The Gerudo screams as she hauls her up from under her arms. The last blast had missed, had been too close. Her ears ring, and she can feel the blood matting her hair. Far, far too close.
"You've got one shot left," Kim screams. The battles rages on. Maka still lives, she still has a chance… "One! You miss, we die, so get it the hell together and don't miss."
One leg, one shot. This what Maka must do to take the massive mechanical camel down. The lightning blasts keep getting closer; the shield is failing.
One. Shot.
Kid's words from a century ago ring in her ears where sound cannot reach: 'Focus. You must focus.'
Wobbly, shaken, she stands, bow trained, and counts the seconds as the enemy rampages. She waits.
'Choose your shot, don't let it choose you.'
There is another voice, closer, current. Her past, but also her present, and maybe her future.

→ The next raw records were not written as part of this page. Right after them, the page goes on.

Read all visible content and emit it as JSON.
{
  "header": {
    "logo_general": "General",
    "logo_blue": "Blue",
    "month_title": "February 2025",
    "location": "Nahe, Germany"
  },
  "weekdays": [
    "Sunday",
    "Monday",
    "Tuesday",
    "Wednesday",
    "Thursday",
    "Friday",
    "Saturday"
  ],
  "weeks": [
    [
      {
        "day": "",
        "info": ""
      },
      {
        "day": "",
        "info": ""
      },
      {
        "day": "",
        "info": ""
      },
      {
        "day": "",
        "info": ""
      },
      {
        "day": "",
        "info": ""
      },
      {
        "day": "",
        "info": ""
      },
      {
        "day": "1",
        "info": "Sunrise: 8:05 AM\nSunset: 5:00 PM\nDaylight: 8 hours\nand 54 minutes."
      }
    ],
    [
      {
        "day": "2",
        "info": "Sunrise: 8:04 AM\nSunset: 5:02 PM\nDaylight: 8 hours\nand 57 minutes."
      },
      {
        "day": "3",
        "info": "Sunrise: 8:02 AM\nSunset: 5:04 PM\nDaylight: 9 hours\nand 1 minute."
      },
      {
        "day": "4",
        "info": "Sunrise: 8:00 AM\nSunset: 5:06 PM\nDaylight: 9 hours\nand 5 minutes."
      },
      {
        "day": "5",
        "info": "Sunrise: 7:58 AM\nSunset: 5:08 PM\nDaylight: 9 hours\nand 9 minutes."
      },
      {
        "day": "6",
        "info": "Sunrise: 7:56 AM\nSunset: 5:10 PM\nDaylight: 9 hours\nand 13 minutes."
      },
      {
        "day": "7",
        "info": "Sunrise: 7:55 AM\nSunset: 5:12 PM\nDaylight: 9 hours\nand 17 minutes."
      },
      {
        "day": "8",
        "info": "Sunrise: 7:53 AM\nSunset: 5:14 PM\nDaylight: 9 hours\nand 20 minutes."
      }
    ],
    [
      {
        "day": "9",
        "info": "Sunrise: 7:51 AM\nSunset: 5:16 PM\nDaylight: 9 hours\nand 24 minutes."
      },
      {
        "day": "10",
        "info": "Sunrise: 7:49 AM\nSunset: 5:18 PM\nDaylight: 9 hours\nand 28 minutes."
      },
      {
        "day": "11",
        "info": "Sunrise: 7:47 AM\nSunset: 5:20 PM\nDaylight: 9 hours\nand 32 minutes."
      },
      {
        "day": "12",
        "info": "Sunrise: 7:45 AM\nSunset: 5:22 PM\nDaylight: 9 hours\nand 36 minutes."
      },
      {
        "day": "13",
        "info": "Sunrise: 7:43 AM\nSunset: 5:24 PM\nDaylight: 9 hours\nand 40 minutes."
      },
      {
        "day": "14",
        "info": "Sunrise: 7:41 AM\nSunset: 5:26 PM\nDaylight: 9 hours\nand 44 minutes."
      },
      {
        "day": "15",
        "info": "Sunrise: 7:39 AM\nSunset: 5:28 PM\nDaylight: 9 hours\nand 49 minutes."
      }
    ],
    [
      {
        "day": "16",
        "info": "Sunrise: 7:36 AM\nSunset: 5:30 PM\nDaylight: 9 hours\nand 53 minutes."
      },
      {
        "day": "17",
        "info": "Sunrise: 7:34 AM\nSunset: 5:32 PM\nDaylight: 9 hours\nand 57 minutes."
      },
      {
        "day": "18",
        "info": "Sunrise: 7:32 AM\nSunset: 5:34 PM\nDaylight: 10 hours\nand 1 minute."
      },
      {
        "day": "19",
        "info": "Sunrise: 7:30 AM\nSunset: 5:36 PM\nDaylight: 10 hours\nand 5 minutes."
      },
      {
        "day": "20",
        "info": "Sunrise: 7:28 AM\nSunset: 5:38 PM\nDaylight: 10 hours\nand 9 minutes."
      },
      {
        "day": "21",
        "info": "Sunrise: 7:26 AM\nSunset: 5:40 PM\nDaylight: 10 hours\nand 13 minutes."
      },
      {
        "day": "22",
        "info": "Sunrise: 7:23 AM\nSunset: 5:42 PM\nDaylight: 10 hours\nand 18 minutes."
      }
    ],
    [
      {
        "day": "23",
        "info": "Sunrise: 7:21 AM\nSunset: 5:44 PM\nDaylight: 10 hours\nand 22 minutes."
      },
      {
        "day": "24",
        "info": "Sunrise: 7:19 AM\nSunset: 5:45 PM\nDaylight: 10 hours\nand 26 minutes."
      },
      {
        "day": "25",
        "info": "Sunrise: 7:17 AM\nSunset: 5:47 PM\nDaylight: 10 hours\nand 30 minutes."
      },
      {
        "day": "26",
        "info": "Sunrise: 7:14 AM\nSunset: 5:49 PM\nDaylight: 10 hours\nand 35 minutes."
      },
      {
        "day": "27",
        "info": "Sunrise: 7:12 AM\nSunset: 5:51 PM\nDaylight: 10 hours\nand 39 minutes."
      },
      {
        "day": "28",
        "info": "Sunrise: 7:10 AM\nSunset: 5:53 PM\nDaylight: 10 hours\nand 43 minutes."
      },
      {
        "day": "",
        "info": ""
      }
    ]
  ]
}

Soul.
'You've got this.'
Maka is not so sure, but she chooses her shot, loosens her arrow. It flies. It strikes, but not its target, hitting the ground near, useless.
Kim's scream of anguish echoes in her aching ears.
She has seconds. She cannot, must not fail.
Leap, run. The arrow is in her hand, then it's in the leg of the beast as lightning crashes behind her back. She jumps away, rolls away, covers her ears against the blast. The world quakes, her body with it, but she wills herself to stand on wobbly legs, caked in dirt and in blood.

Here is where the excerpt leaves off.